The Indian buffet was a surprising hit with many of the thousands of Puglieses who showed up and parked their cars on the sidewalk. (The Pugliese family has some sort of dispensation from the governor to do this, apparently.)
And I have to say, it was a blessing to have that many armed men around when the national and local news crews started acting belligerent.We explained and explained that Todd and Patty were getting married, not the megabestselling author Hugh Spencer. Still, the news crews accused us of hiding him, which was ridiculous as Hugh was back in England, cursing himself for not marrying me when he had the chance.
Patty wore her Carmen Marc Valvo dress, which fit perfectly, if barely. She'd lost a lot of weight right before the wedding due to the nausea that we hope will disappear in a couple of months when she passes her first trimester.
“One whiff of a prospective husband, and I get knocked up,” Patty cried when the little pink plus sign appeared on her pregnancy test.“This is what I get for being a Pugliese. Now I gotta sell the Porsche and start making lasagna. It's the Pugliese way.”
Despite all her railing against God and her fertility, I know she's secretly pleased. Todd, too. And it is kind of like a miracle, when you think about it.
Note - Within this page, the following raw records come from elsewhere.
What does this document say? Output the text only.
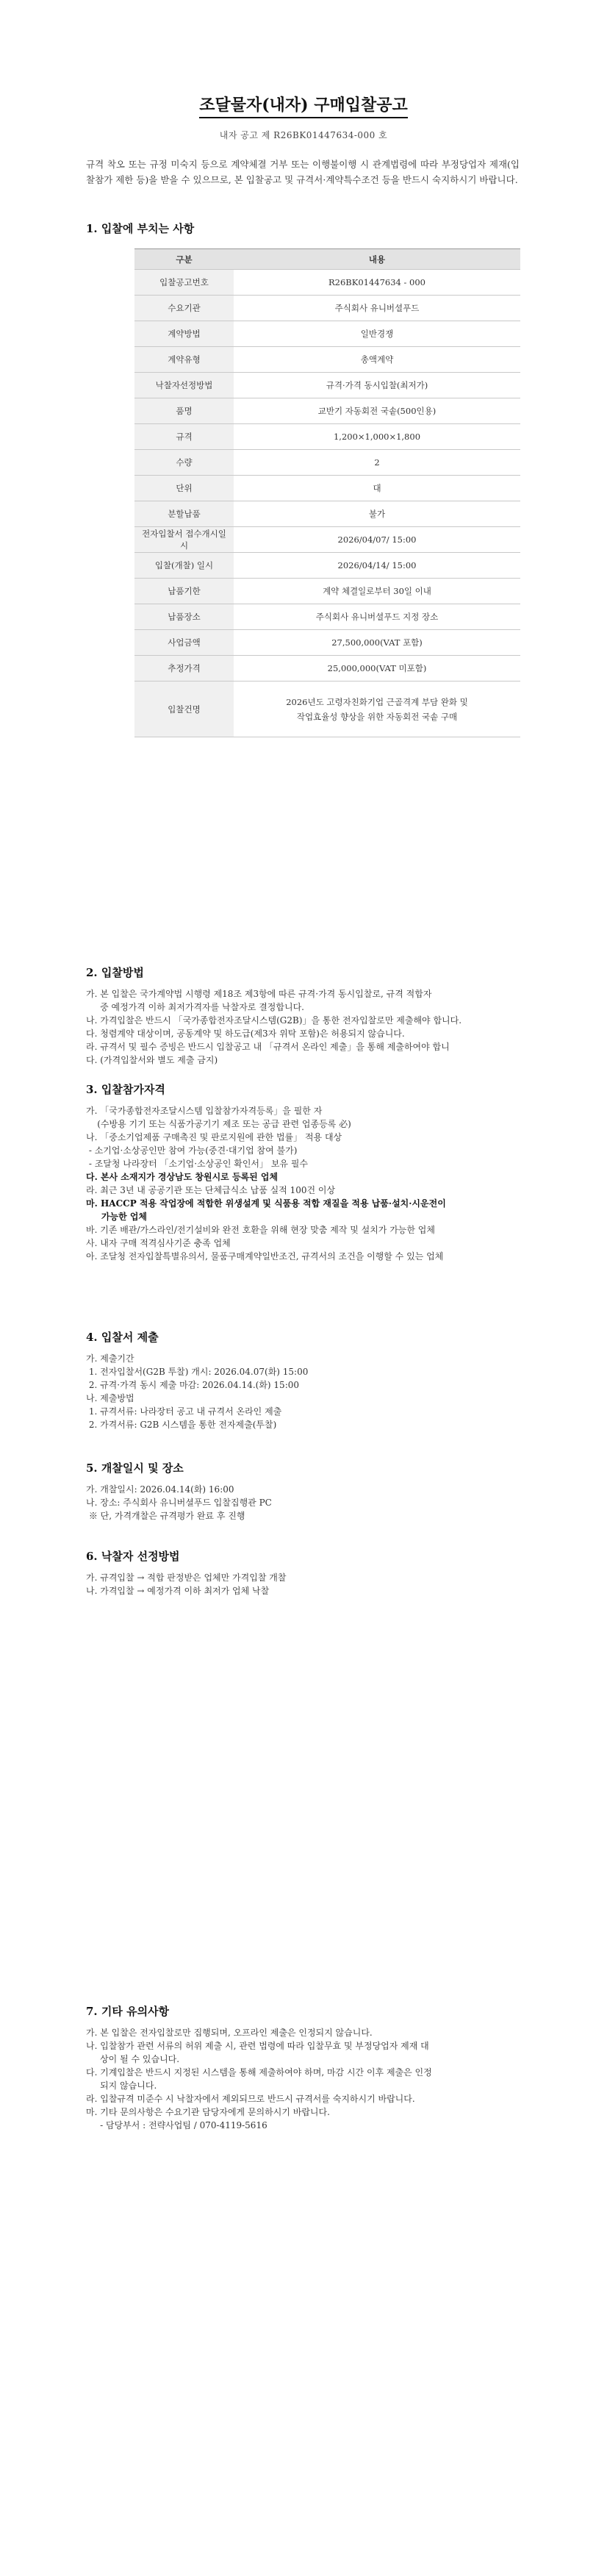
조달물자(내자) 구매입찰공고
내자 공고 제 R26BK01447634-000 호

규격 착오 또는 규정 미숙지 등으로 계약체결 거부 또는 이행불이행 시 관계법령에 따라 부정당업자 제재(입찰참가 제한 등)을 받을 수 있으므로, 본 입찰공고 및 규격서·계약특수조건 등을 반드시 숙지하시기 바랍니다.

1. 입찰에 부치는 사항
구분	내용
입찰공고번호	R26BK01447634 - 000
수요기관	주식회사 유니버셜푸드
계약방법	일반경쟁
계약유형	총액계약
낙찰자선정방법	규격·가격 동시입찰(최저가)
품명	교반기 자동회전 국솥(500인용)
규격	1,200×1,000×1,800
수량	2
단위	대
분할납품	불가
전자입찰서 접수개시일시	2026/04/07/ 15:00
입찰(개찰) 일시	2026/04/14/ 15:00
납품기한	계약 체결일로부터 30일 이내
납품장소	주식회사 유니버셜푸드 지정 장소
사업금액	27,500,000(VAT 포함)
추정가격	25,000,000(VAT 미포함)
입찰건명	2026년도 고령자친화기업 근골격계 부담 완화 및
작업효율성 향상을 위한 자동회전 국솥 구매
2. 입찰방법
가. 본 입찰은 국가계약법 시행령 제18조 제3항에 따른 규격·가격 동시입찰로, 규격 적합자
중 예정가격 이하 최저가격자를 낙찰자로 결정합니다.
나. 가격입찰은 반드시 「국가종합전자조달시스템(G2B)」을 통한 전자입찰로만 제출해야 합니다.
다. 청렴계약 대상이며, 공동계약 및 하도급(제3자 위탁 포함)은 허용되지 않습니다.
라. 규격서 및 필수 증빙은 반드시 입찰공고 내 「규격서 온라인 제출」을 통해 제출하여야 합니
다. (가격입찰서와 별도 제출 금지)
3. 입찰참가자격
가. 「국가종합전자조달시스템 입찰참가자격등록」을 필한 자
(수방용 기기 또는 식품가공기기 제조 또는 공급 관련 업종등록 必)
나. 「중소기업제품 구매촉진 및 판로지원에 관한 법률」 적용 대상
- 소기업·소상공인만 참여 가능(중견·대기업 참여 불가)
- 조달청 나라장터 「소기업·소상공인 확인서」 보유 필수
다. 본사 소재지가 경상남도 창원시로 등록된 업체
라. 최근 3년 내 공공기관 또는 단체급식소 납품 실적 100건 이상
마. HACCP 적용 작업장에 적합한 위생설계 및 식품용 적합 재질을 적용 납품·설치·시운전이
가능한 업체
바. 기존 배관/가스라인/전기설비와 완전 호환을 위해 현장 맞춤 제작 및 설치가 가능한 업체
사. 내자 구매 적격심사기준 충족 업체
아. 조달청 전자입찰특별유의서, 물품구매계약일반조건, 규격서의 조건을 이행할 수 있는 업체
4. 입찰서 제출
가. 제출기간
1. 전자입찰서(G2B 투찰) 개시: 2026.04.07(화) 15:00
2. 규격·가격 동시 제출 마감: 2026.04.14.(화) 15:00
나. 제출방법
1. 규격서류: 나라장터 공고 내 규격서 온라인 제출
2. 가격서류: G2B 시스템을 통한 전자제출(투찰)
5. 개찰일시 및 장소
가. 개찰일시: 2026.04.14(화) 16:00
나. 장소: 주식회사 유니버셜푸드 입찰집행관 PC
※ 단, 가격개찰은 규격평가 완료 후 진행
6. 낙찰자 선정방법
가. 규격입찰 → 적합 판정받은 업체만 가격입찰 개찰
나. 가격입찰 → 예정가격 이하 최저가 업체 낙찰
7. 기타 유의사항
가. 본 입찰은 전자입찰로만 집행되며, 오프라인 제출은 인정되지 않습니다.
나. 입찰참가 관련 서류의 허위 제출 시, 관련 법령에 따라 입찰무효 및 부정당업자 제재 대
상이 될 수 있습니다.
다. 기계입찰은 반드시 지정된 시스템을 통해 제출하여야 하며, 마감 시간 이후 제출은 인정
되지 않습니다.
라. 입찰규격 미준수 시 낙찰자에서 제외되므로 반드시 규격서를 숙지하시기 바랍니다.
마. 기타 문의사항은 수요기관 담당자에게 문의하시기 바랍니다.
- 담당부서 : 전략사업팀 / 070-4119-5616
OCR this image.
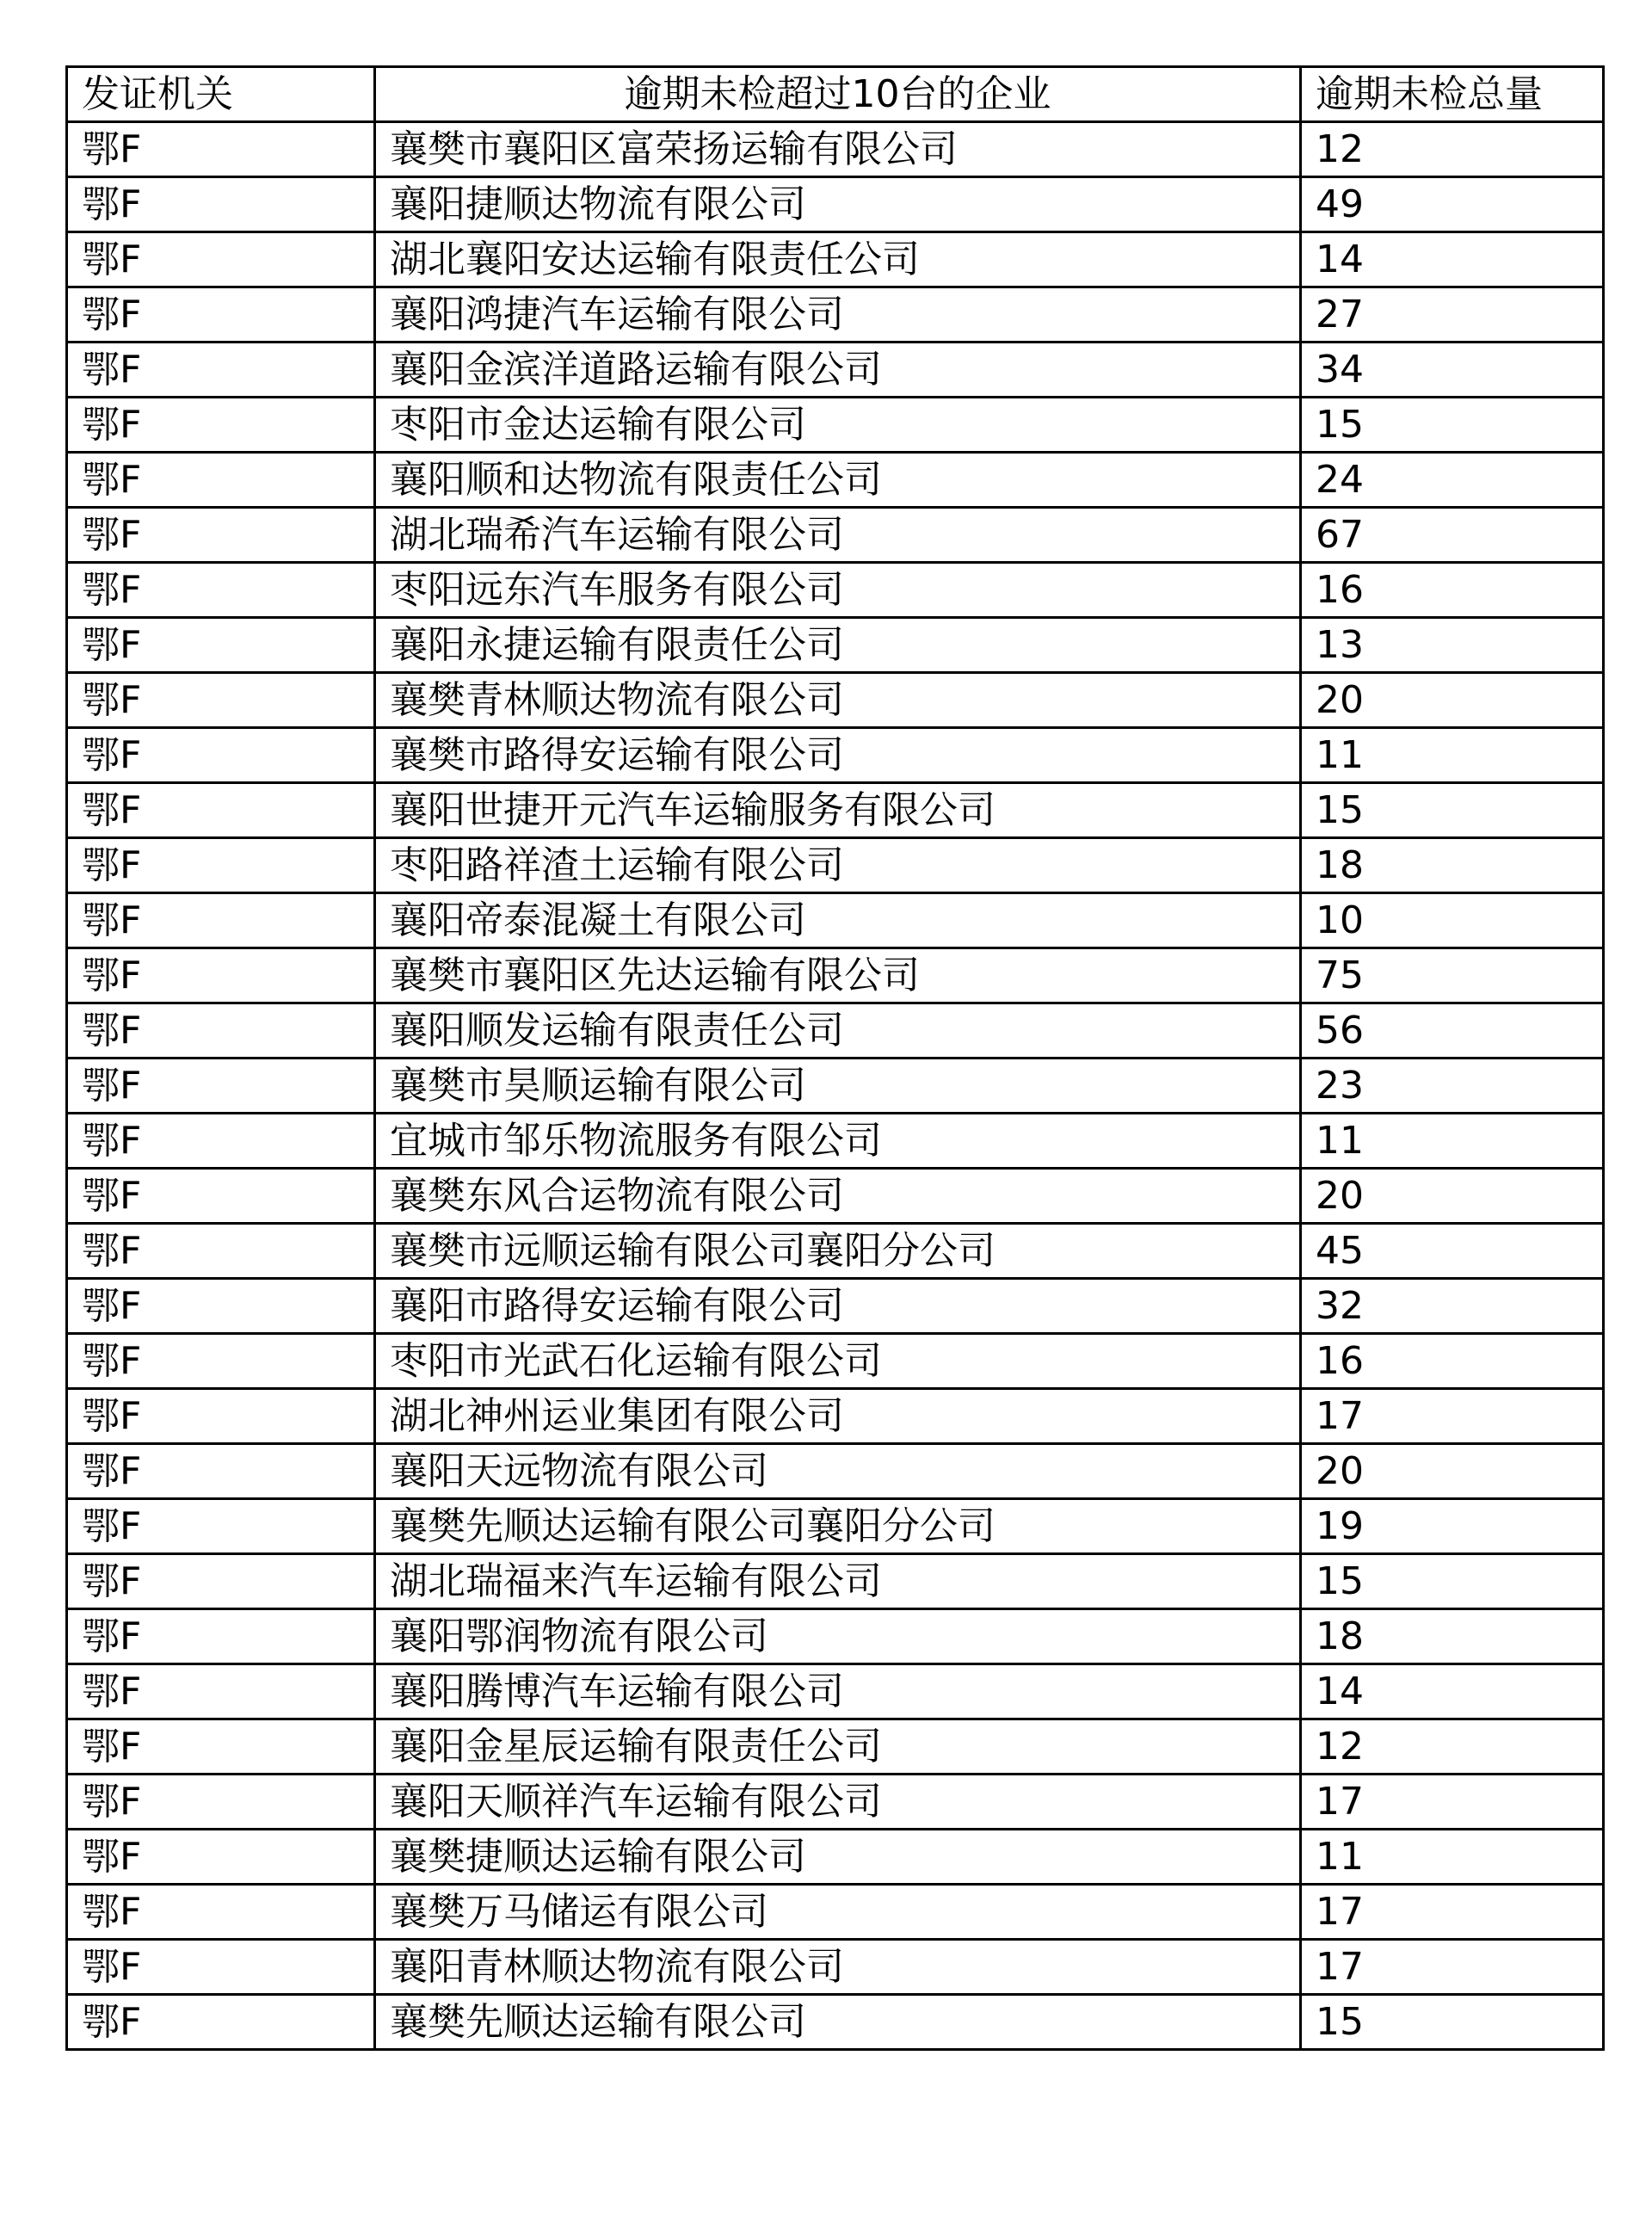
发证机关	逾期未检超过10台的企业	逾期未检总量
鄂F	襄樊市襄阳区富荣扬运输有限公司	12
鄂F	襄阳捷顺达物流有限公司	49
鄂F	湖北襄阳安达运输有限责任公司	14
鄂F	襄阳鸿捷汽车运输有限公司	27
鄂F	襄阳金滨洋道路运输有限公司	34
鄂F	枣阳市金达运输有限公司	15
鄂F	襄阳顺和达物流有限责任公司	24
鄂F	湖北瑞希汽车运输有限公司	67
鄂F	枣阳远东汽车服务有限公司	16
鄂F	襄阳永捷运输有限责任公司	13
鄂F	襄樊青林顺达物流有限公司	20
鄂F	襄樊市路得安运输有限公司	11
鄂F	襄阳世捷开元汽车运输服务有限公司	15
鄂F	枣阳路祥渣土运输有限公司	18
鄂F	襄阳帝泰混凝土有限公司	10
鄂F	襄樊市襄阳区先达运输有限公司	75
鄂F	襄阳顺发运输有限责任公司	56
鄂F	襄樊市昊顺运输有限公司	23
鄂F	宜城市邹乐物流服务有限公司	11
鄂F	襄樊东风合运物流有限公司	20
鄂F	襄樊市远顺运输有限公司襄阳分公司	45
鄂F	襄阳市路得安运输有限公司	32
鄂F	枣阳市光武石化运输有限公司	16
鄂F	湖北神州运业集团有限公司	17
鄂F	襄阳天远物流有限公司	20
鄂F	襄樊先顺达运输有限公司襄阳分公司	19
鄂F	湖北瑞福来汽车运输有限公司	15
鄂F	襄阳鄂润物流有限公司	18
鄂F	襄阳腾博汽车运输有限公司	14
鄂F	襄阳金星辰运输有限责任公司	12
鄂F	襄阳天顺祥汽车运输有限公司	17
鄂F	襄樊捷顺达运输有限公司	11
鄂F	襄樊万马储运有限公司	17
鄂F	襄阳青林顺达物流有限公司	17
鄂F	襄樊先顺达运输有限公司	15
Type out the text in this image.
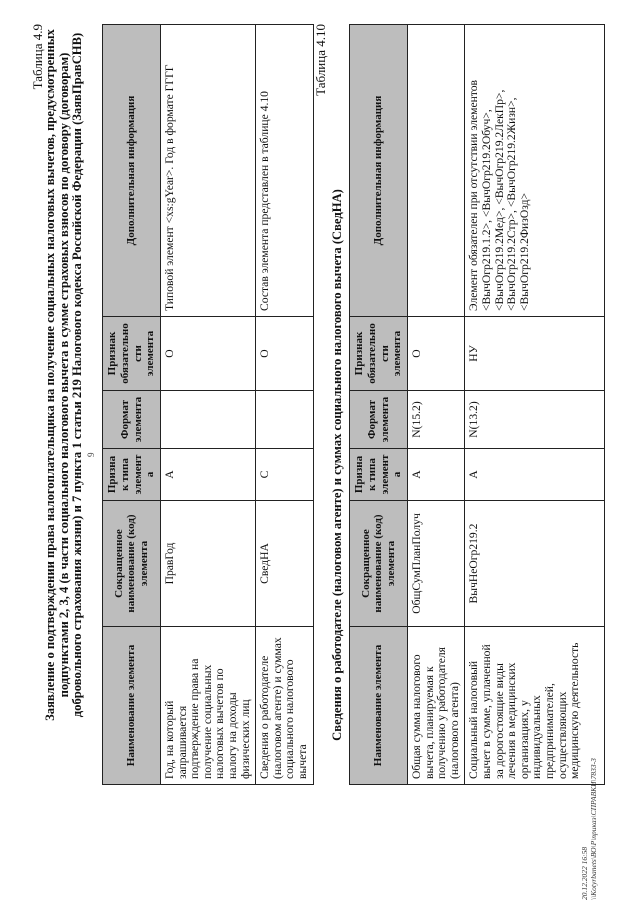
9
Таблица 4.9
Заявление о подтверждении права налогоплательщика на получение социальных налоговых вычетов, предусмотренных подпунктами 2, 3, 4 (в части социального налогового вычета в сумме страховых взносов по договору (договорам) добровольного страхования жизни) и 7 пункта 1 статьи 219 Налогового кодекса Российской Федерации (ЗаявПравСНВ)	Наименование элемента	Сокращенное наименование (код) элемента	Признак типа элемента	Формат элемента	Признак обязательности элемента	Дополнительная информация
Год, на который запрашивается подтверждение права на получение социальных налоговых вычетов по налогу на доходы физических лиц	ПравГод	А		О	Типовой элемент <xs:gYear>. Год в формате ГГГГ
Сведения о работодателе (налоговом агенте) и суммах социального налогового вычета	СведНА	С		О	Состав элемента представлен в таблице 4.10
Таблица 4.10
Сведения о работодателе (налоговом агенте) и суммах социального налогового вычета (СведНА)	Наименование элемента	Сокращенное наименование (код) элемента	Признак типа элемента	Формат элемента	Признак обязательности элемента	Дополнительная информация
Общая сумма налогового вычета, планируемая к получению у работодателя (налогового агента)	ОбщСумПланПолуч	А	N(15.2)	О	
Социальный налоговый вычет в сумме, уплаченной за дорогостоящие виды лечения в медицинских организациях, у индивидуальных предпринимателей, осуществляющих медицинскую деятельность	ВычНеОгр219.2	А	N(13.2)	НУ	Элемент обязателен при отсутствии элементов <ВычОгр219.1.2>, <ВычОгр219.2Обуч>, <ВычОгр219.2Мед>, <ВычОгр219.2ЛекПр>, <ВычОгр219.2Стр>, <ВычОгр219.2Жизн>, <ВычОгр219.2ФизОзд>
20.12.2022 16:58 \\Kotyrbanets\ВО\Р\приказ\СПРАВКИ\7833-3
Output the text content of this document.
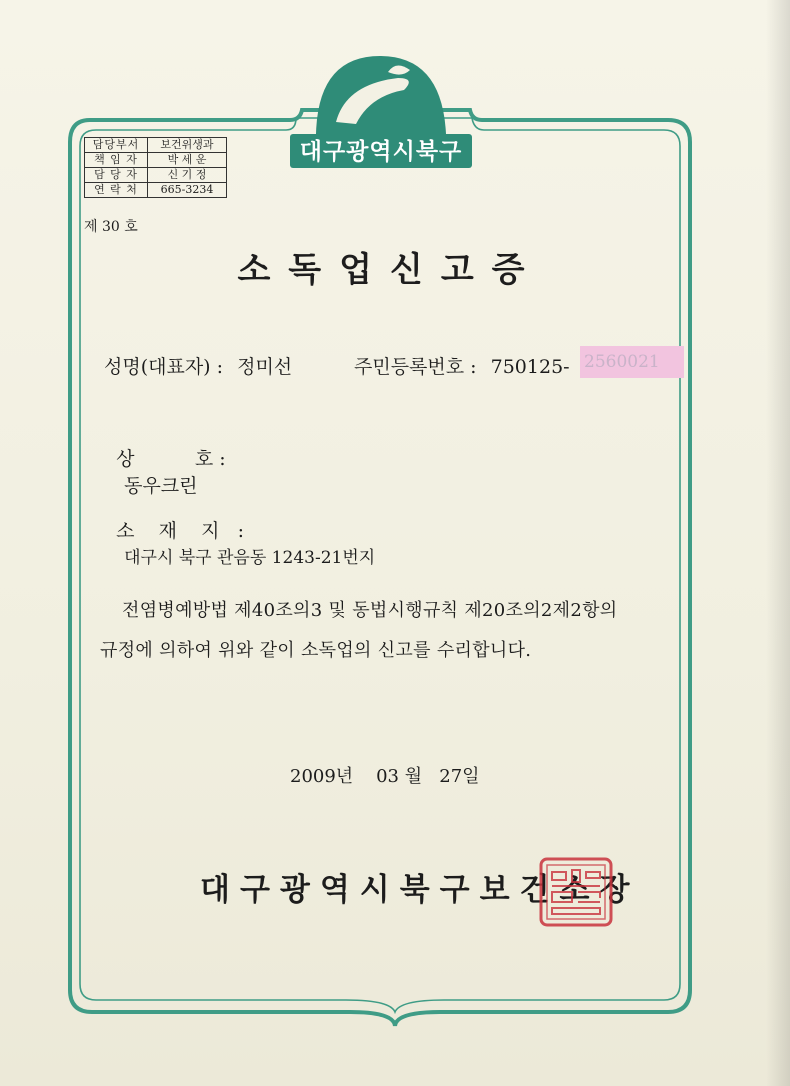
대구광역시북구
담당부서	보건위생과
책 임 자	박 세 운
담 당 자	신 기 정
연 락 처	665-3234
제 30 호
소독업신고증
성명(대표자) : 정미선	주민등록번호 : 750125- 2560021

상          호 :
동우크린

소    재    지   :
대구시 북구 관음동 1243-21번지

전염병예방법 제40조의3 및 동법시행규칙 제20조의2제2항의
규정에 의하여 위와 같이 소독업의 신고를 수리합니다.
2009년    03 월   27일
대구광역시북구보건소장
One day you're two self-centered adults going about your self-centered business.The next thing you know, you've fallen in love and now all your attention must be devoted to raising a helpless being for eighteen years.
At least, that's how my mom put it. She's still coming to terms with the fact that she's going to be grandmother to a Pugliese, a bellowing, screaming, hollering Pugliese. In anticipation of this, she has quit drinking. A hangover is one thing. A hangover with a Pugliese baby could result in criminal action.
For the record, I carefully returned every wedding gift with a note of explanation and thanks. Any money I received, I sent to All Saints Church, with receipts to the donors. It has been a daunting task, though Reverend Whitmore now acts like he's my best friend.
Long ago, I'd given up the notion that life could change over one summer. That was only for teenagers who'd fallen in love at the beach or kids who'd suffered through some coming-of-age drama at camp, right?
But I like to think of my experience as proof that it's never too late to come of age. In one summer I had transformed from a wilted wallflower, an overlooked employee, and an inhabitant of a cramped rental into a risk-taking woman, a valued member of my workplace—a homeowner.